Currently reading: Seat's Altea breaks cover

This is the first official glimpse of Seat’s answer to the Ford Focus C-Max: the Altea. It’s due to hit UK showrooms in July with prices starting at around £13,000.

Seat has decided to call its midi-MPV five-seater a Multi Sports Vehicle, and the looks have been toned down slightly from the MPV-cum-hatchback concept pictured here, and presented at last year’s Frankfurt Motor Show.

Gone are the hidden rear door handles – and hence the coupé look – and pronounced spoiler, while 16in alloy wheels replace the concept’s 19in items. Deeper windows and a raised tail give a more conventional, less sporty style, but it’s still handsome for an MPV, as you can see from our gallery pictures.

Walter de’Silva’s strong design cues, such as the prominent grille, sleek headlamps and deep swage line along the flanks, will feature in all future Seat models.

Other features carried over from the concept include the deep air dam with honeycomb grille and innovative vertically parking wipers, which hide in pockets in the A-pillars. Conventional seats aside, the cabin remains largely unchanged, retaining the distinctive three-dial binnacle and substantial centre console.
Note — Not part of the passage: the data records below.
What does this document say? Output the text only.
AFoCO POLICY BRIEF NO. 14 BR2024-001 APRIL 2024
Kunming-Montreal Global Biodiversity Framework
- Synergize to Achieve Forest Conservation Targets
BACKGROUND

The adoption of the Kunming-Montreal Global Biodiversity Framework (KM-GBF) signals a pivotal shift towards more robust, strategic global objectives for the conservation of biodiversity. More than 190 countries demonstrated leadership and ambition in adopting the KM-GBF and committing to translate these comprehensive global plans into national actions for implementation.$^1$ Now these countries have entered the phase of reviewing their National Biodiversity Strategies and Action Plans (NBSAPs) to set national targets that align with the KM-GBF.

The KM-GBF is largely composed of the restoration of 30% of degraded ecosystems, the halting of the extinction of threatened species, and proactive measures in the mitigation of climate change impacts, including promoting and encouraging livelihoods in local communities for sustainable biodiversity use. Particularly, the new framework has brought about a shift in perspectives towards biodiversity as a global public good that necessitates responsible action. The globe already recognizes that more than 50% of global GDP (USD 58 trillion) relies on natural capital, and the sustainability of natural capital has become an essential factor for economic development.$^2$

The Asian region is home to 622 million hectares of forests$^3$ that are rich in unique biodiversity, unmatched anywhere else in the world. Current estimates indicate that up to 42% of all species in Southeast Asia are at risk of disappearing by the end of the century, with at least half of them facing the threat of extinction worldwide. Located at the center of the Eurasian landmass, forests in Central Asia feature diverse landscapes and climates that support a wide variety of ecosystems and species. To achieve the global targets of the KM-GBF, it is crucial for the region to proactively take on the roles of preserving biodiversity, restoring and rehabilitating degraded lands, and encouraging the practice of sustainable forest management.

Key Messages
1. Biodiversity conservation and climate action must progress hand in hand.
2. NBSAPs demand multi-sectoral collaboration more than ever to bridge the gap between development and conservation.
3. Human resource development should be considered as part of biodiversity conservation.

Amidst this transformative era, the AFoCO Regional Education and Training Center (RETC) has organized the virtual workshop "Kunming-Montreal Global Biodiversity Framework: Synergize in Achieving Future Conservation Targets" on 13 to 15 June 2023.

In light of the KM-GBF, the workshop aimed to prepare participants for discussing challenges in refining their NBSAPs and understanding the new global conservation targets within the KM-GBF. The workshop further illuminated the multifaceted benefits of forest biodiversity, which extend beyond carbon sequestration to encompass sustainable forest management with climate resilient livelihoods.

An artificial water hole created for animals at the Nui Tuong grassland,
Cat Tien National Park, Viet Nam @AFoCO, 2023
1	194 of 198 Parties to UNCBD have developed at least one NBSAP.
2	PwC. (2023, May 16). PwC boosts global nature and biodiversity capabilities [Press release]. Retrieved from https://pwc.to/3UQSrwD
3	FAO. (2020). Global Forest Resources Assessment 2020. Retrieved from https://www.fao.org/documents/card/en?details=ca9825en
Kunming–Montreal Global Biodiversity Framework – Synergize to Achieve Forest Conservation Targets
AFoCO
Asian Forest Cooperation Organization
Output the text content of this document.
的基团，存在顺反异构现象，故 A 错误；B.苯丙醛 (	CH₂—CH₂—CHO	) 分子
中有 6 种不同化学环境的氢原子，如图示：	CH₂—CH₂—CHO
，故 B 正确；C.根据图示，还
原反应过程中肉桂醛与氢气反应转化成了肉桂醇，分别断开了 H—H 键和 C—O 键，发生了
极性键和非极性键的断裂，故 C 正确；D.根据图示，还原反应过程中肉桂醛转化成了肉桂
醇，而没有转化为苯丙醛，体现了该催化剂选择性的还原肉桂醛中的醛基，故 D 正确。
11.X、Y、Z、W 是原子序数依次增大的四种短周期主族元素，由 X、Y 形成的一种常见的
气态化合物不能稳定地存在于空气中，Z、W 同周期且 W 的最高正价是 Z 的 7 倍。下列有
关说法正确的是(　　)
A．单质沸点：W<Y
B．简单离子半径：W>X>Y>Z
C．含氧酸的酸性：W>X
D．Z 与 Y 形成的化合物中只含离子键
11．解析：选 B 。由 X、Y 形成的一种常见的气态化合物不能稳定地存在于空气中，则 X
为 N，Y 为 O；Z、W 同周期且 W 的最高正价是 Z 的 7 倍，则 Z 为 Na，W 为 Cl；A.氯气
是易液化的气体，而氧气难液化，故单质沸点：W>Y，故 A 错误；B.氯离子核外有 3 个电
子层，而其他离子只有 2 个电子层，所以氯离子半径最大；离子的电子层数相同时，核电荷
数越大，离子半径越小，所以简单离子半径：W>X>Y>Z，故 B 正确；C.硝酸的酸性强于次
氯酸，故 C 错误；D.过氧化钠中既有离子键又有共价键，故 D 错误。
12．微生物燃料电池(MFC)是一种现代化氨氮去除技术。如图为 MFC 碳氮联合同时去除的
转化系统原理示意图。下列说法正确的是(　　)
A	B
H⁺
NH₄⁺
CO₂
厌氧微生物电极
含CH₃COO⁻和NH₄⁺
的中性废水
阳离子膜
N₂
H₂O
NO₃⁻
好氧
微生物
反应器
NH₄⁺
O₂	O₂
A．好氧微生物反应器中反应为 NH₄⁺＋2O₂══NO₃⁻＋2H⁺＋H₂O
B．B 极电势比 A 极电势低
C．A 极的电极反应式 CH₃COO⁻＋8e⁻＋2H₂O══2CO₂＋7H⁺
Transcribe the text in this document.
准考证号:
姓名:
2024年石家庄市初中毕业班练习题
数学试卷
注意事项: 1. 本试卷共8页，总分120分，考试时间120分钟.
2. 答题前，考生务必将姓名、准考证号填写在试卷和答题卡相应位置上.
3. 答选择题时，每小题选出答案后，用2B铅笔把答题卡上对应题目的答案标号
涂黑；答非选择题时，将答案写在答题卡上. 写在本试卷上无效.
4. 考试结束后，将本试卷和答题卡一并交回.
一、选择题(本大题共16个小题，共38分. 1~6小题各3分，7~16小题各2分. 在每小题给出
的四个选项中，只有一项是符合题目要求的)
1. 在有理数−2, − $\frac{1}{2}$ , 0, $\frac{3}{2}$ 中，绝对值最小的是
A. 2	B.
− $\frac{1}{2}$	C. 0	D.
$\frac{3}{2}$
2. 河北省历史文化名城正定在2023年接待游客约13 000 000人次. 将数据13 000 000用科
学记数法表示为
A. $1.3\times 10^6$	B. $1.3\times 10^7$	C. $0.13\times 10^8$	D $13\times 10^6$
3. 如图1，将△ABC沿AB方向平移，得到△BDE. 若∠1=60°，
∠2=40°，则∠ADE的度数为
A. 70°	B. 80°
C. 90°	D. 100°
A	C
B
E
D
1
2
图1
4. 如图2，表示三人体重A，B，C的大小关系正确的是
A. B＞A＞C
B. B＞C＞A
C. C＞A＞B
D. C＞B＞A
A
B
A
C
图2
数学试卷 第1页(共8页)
Like the new Skoda Octavia, the Altea shares the PQ35 platform from the latest VW Golf. That means multi-link rear suspension in place of the Leon’s beam axle and electro-mechanical steering, both of which should aid Seat in its quest to make the Altea sporty as well as practical.

The engine range will be headed by the Volkswagen group’s new 148bhp 2.0 FSI petrol and 138bhp 2.0 16-valve turbodiesel, both with standard six-speed manual transmission. The top-spec petrol will also be available with a six-speed Tiptronic automatic and the 138bhp diesel will be offered with the superb six-speed DSG dual-clutch sequential transmission first seen in the Audi TT.

From launch, they will be joined by a 104bhp 1.9 TDi and 101bhp 1.6 petrol, though a hot 200bhp Cupra version – sharing the new Golf GTi’s turbocharged 2.0 FSI engine – is expected to follow in around 12 months’ time. Also under consideration, but as yet unconfirmed, is a more rugged-looking four-wheel-drive crossover version.

Production of the Altea is due to begin at Seat’s Martorell factory in Barcelona, Spain, in the spring, after the car’s official launch at the Geneva Motor Show in March.